META CEO Mark Zuckerberg reiterated his commitment to spending billions of dollars developing the metaverse amid investor concern about the health of his company’s online advertising business.
Reality Labs, the unit that oversees the company’s virtual and augmented reality projects, lost $3.7 billion in the third-quarter of 2022, a jump from a $2.6 billion loss a year ago and $2.8 billion last quarter. Reality Labs has lost more than $9 billion so far in 2022. And the company’s finance chief said the trend is unlikely to reverse anytime soon.
“We do anticipate that Reality Labs operating losses in 2023 will grow significantly year-over-year,” outgoing CFO Dave Whener said in a statement.
On a call with analysts as part of Meta’s third-quarter earnings report, Zuckerberg and other Meta executives fielded a number of questions from analysts who sounded increasingly frustrated with the company’s rising costs and expenses, which jumped 19% year over year to $22.1 billion during the quarter.
Meta shares tanked 19% after the company reported weak fourth-quarter guidance below analysts’ estimates. The Facebook parent’s revenue slipped 4% year-over-year to $27.7 billion in the third quarter while its profits plummeted 52% year-over-year to $4.4 billion.
But CEO Mark Zuckerberg said investing in “the next computing platform” remained a top priority. “This is a massive undertaking and it’s often going to take a few versions of each product before they become mainstream,” he said. “But I think that our work here is going to be of historic importance and create the foundation for an entirely new way that we will interact with each other and blend technology into our lives.”
Zuckerberg also confirmed that Meta would continue to slash hiring as it deals with slowing revenue growth.
“Some teams will grow meaningfully but most other teams will stay flat or shrink over the next year. In aggregate, we expect to end 2023 as either roughly the same size or even a slightly smaller organization than we are today”, he said.
Zuckerberg concluded, “There’s a difference between something being experimental and not knowing how good it’s going to end up being,” Zuckerberg responded. “The metaverse work is a longer term set of efforts that we’re working on. But, I don’t know, I think that is going to end up working too.
A race towards success
With this in mind, one can notice the importance of the Metaverse and how all tech giants are racing to get a piece of the pie. There is no doubt that once integrated into our lives, the Metaverse will offer infinite opportunities that will facilitate tasks each and every human fulfill on the daily.

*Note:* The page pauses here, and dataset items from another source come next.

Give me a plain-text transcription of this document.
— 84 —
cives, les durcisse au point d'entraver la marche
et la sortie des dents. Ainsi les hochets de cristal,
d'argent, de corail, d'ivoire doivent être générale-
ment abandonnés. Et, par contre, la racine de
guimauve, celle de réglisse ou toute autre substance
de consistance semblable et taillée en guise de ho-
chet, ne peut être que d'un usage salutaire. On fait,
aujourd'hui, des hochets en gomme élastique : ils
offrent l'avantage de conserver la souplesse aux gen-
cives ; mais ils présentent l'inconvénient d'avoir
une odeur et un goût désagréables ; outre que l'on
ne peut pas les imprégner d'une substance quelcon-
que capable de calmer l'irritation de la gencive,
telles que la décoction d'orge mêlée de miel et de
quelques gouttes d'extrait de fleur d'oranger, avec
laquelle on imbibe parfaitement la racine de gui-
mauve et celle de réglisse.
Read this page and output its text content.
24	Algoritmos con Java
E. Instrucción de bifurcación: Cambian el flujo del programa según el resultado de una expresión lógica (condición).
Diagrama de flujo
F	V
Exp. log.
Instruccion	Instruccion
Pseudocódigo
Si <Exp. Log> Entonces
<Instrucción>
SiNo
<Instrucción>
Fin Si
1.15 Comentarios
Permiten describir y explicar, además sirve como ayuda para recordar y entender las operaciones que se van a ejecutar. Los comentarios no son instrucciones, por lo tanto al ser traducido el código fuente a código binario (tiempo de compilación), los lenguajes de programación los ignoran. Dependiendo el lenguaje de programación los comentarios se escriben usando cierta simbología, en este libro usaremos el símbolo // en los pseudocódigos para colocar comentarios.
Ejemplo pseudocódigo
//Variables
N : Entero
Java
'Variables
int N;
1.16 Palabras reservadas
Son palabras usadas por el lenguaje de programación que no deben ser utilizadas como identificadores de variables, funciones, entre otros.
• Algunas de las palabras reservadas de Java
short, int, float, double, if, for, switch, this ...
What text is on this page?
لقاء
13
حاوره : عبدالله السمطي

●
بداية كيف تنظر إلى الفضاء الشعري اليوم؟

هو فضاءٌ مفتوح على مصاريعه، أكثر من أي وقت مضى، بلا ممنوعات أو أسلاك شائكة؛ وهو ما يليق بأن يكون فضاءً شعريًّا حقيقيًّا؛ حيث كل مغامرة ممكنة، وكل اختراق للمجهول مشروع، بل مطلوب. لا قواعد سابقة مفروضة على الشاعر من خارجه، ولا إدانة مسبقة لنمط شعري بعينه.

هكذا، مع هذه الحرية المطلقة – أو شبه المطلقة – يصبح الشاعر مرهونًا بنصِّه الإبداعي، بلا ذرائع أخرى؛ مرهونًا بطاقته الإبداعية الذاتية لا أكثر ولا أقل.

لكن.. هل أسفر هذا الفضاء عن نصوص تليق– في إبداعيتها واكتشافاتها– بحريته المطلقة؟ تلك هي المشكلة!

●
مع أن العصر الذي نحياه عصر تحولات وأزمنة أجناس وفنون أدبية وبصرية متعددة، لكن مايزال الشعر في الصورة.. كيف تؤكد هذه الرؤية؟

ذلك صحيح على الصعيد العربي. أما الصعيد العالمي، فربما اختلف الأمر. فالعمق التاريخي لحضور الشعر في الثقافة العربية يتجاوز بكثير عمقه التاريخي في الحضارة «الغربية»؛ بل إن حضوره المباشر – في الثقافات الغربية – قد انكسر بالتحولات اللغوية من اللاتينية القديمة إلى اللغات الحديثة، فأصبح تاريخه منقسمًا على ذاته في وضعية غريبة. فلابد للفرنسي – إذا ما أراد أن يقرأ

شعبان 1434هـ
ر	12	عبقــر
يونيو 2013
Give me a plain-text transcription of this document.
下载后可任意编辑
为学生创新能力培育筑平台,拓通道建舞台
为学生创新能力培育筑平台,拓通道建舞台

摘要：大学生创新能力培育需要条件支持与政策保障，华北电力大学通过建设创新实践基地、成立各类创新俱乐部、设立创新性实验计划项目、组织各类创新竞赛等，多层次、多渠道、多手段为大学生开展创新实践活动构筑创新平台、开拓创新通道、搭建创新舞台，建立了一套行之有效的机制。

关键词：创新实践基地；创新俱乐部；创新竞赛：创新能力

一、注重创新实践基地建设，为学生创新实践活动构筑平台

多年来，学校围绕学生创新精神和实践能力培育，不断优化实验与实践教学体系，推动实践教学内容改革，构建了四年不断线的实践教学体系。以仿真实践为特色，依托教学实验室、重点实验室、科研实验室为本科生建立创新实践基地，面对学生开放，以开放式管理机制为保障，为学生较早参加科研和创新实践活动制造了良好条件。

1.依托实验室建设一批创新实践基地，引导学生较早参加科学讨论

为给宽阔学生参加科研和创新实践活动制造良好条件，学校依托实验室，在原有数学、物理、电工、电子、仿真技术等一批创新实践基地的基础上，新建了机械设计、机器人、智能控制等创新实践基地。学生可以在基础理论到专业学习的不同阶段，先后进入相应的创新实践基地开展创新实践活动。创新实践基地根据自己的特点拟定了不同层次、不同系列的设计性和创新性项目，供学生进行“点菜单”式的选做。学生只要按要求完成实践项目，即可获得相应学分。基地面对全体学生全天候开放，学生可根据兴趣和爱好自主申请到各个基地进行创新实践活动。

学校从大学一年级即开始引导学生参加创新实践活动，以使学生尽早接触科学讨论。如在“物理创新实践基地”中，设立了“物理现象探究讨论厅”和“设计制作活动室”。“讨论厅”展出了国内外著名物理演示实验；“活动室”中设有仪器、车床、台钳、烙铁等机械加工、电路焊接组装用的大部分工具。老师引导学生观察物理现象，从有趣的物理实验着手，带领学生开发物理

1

Therefore, it is very impressive to know that with all the losses that the company has been enduring, it is still willing to invest even more in this space, for it is clear that this is nothing but a glimpse of the future world we are going to be part of.
It is also important to note that big corporations are spending billions on the development of the Metaverse, knowing that it is still far from done, for they are the key players that will end up taking over the market and owning most of its shares.
In fact, unlike a startup waiting around the corner, tech giants like Google and Meta are the ones that will eventually take the leap and execute the corporate switch to the Metaverse.
This is why, Zuckerberg is keen on advancing in this space even though the company is losing money at the moment. However, by doing so, Meta will most probably own a big share in the market once everything is in place.
Meta vs. its competitors
With the immense capital that Meta owns, and most importantly, the user data analytics and behavioral data that it’s been collecting for years, one can say that it has a huge advantage over other companies that are developing the Metaverse.
In fact, data from DappRadar suggests that metaverse platforms Decentraland and The Sandbox each have fewer than 1,000 “daily active” users, despite $1 their billion valuations. However, the platforms say these numbers don’t tell the full story.
Whether it is true or not, there is no doubt that the Meta is a big name, thanks to the social empire it has been associated with. For this reason, its chances of survival and success are much higher, as it already has more value than other Metaverses. This leads us to an important question: Are Metaverses such as Sandbox and Decentraland capable of competing with these giants? And do they truly have the financial capability to do so?
It is important to note that it’s been just over a year since social media giant Facebook rebranded as Meta at the Facebook Connect conference on Oct. 28, 2021.
The name change reflected the company’s growing ambitions to transcend past social media and into the world of Web3, crypto, nonfungible tokens (NFTs), and the metaverse — virtual worlds where consumers are likely to spend more of their time for both work and play.